The voyage was horrible. Scarcely any Guinea slave ship has ever had such a middle passage. Of two hundred and fifty persons who were on board of the Saint Andrew, one hundred and fifty fed the sharks of the Atlantic before Sandy Hook was in sight. The Unicorn lost almost all its officers, and about a hundred and forty men. The Caledonia, the healthiest ship of the three, threw overboard a hundred corpses. The squalid survivors, as if they were not sufficiently miserable, raged fiercely against one another. Charges of incapacity, cruelty, brutal insolence, were hurled backward and forward. The rigid Presbyterians attributed the calamities of the colony to the wickedness of Jacobites, Prelatists, Sabbath-breakers, Atheists, who hated in others that image of God which was wanting in themselves. The accused malignants, on the other hand, complained bitterly of the impertinence of meddling fanatics and hypocrites. Paterson was cruelly reviled, and was unable to defend himself. He had been completely prostrated by bodily and mental suffering. He looked like a skeleton. His heart was broken. His inventive faculties and his plausible eloquence were no more; and he seemed to have sunk into second childhood.
Meanwhile the second expedition had been on the seas.
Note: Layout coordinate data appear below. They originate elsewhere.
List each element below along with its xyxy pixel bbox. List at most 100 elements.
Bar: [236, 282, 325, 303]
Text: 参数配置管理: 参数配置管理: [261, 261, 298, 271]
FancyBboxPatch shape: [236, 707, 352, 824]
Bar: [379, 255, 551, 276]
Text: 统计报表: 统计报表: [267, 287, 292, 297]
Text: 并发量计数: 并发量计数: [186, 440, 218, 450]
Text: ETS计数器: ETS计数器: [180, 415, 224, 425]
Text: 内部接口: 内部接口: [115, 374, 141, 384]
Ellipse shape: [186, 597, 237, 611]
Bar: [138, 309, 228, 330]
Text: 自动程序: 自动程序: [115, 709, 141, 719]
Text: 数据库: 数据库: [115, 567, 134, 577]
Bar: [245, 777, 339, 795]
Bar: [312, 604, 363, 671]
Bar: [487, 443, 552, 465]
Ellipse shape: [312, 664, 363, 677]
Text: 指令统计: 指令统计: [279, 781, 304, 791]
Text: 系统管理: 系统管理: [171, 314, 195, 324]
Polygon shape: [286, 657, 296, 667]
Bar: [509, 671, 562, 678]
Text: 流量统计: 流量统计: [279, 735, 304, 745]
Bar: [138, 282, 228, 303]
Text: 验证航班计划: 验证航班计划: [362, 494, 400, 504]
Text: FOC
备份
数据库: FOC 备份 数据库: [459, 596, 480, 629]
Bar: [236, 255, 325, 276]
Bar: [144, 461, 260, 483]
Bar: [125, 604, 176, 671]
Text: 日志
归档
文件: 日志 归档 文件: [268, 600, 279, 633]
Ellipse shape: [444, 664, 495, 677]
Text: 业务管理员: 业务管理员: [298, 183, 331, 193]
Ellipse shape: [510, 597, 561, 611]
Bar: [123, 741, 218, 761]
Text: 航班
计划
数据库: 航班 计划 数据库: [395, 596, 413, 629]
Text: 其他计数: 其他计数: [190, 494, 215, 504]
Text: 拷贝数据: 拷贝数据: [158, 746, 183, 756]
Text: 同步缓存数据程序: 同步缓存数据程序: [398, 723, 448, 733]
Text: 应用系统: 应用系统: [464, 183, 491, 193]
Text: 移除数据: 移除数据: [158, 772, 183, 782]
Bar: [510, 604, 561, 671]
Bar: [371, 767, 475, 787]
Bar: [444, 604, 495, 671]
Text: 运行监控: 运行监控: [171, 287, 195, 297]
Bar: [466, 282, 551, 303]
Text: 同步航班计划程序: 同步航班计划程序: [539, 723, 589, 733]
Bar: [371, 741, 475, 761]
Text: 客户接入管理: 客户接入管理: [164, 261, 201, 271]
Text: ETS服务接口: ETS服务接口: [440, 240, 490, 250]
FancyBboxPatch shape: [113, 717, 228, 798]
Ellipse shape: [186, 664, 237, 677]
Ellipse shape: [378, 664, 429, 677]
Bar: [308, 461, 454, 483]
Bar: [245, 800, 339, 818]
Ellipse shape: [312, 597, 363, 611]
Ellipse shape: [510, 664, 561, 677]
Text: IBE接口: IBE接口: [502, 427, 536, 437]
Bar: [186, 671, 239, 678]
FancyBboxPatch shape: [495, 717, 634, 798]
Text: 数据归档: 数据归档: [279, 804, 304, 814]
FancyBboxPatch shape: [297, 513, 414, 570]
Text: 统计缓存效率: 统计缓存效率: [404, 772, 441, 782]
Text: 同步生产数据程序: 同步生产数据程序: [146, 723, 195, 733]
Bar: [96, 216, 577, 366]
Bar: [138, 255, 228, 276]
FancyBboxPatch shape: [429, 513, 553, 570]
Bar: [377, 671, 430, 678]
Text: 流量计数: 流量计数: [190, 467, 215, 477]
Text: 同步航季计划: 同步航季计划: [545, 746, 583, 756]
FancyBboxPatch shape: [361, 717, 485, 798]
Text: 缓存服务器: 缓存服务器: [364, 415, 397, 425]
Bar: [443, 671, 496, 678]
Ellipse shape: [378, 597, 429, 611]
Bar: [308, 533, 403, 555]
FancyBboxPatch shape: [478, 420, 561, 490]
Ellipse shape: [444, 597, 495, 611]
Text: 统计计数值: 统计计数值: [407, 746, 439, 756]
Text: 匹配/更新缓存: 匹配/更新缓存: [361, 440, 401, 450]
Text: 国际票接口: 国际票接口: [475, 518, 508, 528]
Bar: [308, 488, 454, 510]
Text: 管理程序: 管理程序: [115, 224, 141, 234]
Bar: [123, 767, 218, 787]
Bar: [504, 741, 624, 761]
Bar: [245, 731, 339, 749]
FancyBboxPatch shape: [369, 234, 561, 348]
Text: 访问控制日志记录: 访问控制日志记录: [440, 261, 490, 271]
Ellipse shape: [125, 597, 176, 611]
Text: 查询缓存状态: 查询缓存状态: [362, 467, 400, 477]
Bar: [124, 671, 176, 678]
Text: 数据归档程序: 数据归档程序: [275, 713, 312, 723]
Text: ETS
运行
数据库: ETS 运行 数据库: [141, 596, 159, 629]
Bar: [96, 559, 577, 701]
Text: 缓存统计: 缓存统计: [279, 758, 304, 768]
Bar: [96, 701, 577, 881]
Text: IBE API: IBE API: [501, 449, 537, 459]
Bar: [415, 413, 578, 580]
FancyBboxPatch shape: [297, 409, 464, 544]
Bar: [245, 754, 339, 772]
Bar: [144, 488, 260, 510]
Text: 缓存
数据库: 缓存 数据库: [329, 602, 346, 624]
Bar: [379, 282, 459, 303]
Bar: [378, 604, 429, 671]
It reached Darien about four months after the first settlers had fled. The new comers had fully expected to find a flourishing young town, secure fortifications, cultivated fields, and a cordial welcome.
They found a wilderness. The castle of New Edinburgh was in ruins. The huts had been burned. The site marked out for the proud capital which was to have been the Tyre, the Venice, the Amsterdam of the eighteenth century was overgrown with jungle, and inhabited only by the sloth and the baboon. The hearts of the adventurers sank within them. For their fleet had been fitted out, not to plant a colony, but to recruit a colony already planted and supposed to be prospering. They were therefore worse provided with every necessary of life than their predecessors had been. Some feeble attempts, however, were made to restore what had perished. A new fort was constructed on the old ground; and within the ramparts was built a hamlet, consisting of eighty or ninety cabins, generally of twelve feet by ten. But the work went on languidly. The alacrity which is the effect of hope, the strength which is the effect of union, were alike wanting to the little community. From the councillors down to the humblest settlers all was despondency and discontent. The stock of provisions was scanty. The stewards embezzled great part of it.